According to Karis, nearly 2,000 Koreans have an e-residency in Estonia, and almost 200 Koreans have established a company digitally in Estonia, a part of the European Union.
"The future is bright, as you can see business people are meeting, and we have had ... not only diplomatic (relations before this), but business and cultural relations too,” he said. "Quite a number of (Koreans) have studied at the Estonian Academy of Music … It’s important to come and see (it) with your own eyes."
The Baltic nation officially forged diplomatic ties with South Korea in 1991, but relations between the two nations date back ever further.
"In 1919, our politicians met when traveling the world to garner international support for our newly formed republics," President Karis said.

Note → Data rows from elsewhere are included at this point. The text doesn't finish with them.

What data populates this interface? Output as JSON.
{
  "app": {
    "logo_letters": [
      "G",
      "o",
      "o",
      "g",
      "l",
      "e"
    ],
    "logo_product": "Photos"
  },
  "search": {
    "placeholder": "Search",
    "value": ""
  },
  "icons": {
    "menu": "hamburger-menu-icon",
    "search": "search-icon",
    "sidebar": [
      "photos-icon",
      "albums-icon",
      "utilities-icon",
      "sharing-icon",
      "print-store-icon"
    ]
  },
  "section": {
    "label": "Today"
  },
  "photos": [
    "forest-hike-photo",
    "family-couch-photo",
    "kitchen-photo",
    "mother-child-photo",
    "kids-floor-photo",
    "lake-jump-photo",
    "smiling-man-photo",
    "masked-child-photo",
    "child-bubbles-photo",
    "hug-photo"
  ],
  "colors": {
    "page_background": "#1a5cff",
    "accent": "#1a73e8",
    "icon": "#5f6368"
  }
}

"They understood and supported each other's views. But both Estonia and Korea had to endure great hardships before being able to stand here today as successful and prosperous democracies." The Republic of Estonia gained its independence from the Russian Empire in 1918 and from the Soviet Union in 1991. Estonia is also a member of NATO.
The president also referred to two encounters between politicians of Korea and Estonia in 1919 and 1920.
At the Second International Conference held in 1919 in Lucerne, Switzerland, Jo So-ang, a member of the Provisional Government of the Republic of Korea, met Estonia's representative, Mihkel Martna, who sought support for Estonia's independence efforts. The Estonian Embassy in Seoul told The Korea Herald that Jo So-ang later visited Tallinn, Estonia's capital, in 1920, during which two articles supporting Korea's independence efforts were published in Estonian newspapers. Although there were plans to pass a declaration supporting Korea's independence efforts in the Estonian Parliament, it ultimately was not approved.
Karis, who is Estonia’s sixth president, took office in 2021. Prior to his presidency, he served as the director of the Estonian National Museum. He built his earlier career in the field of science, where he researched and taught molecular genetics and developmental biology.
Staff reporter Shin Ji-hye contributed to this article. -- Ed.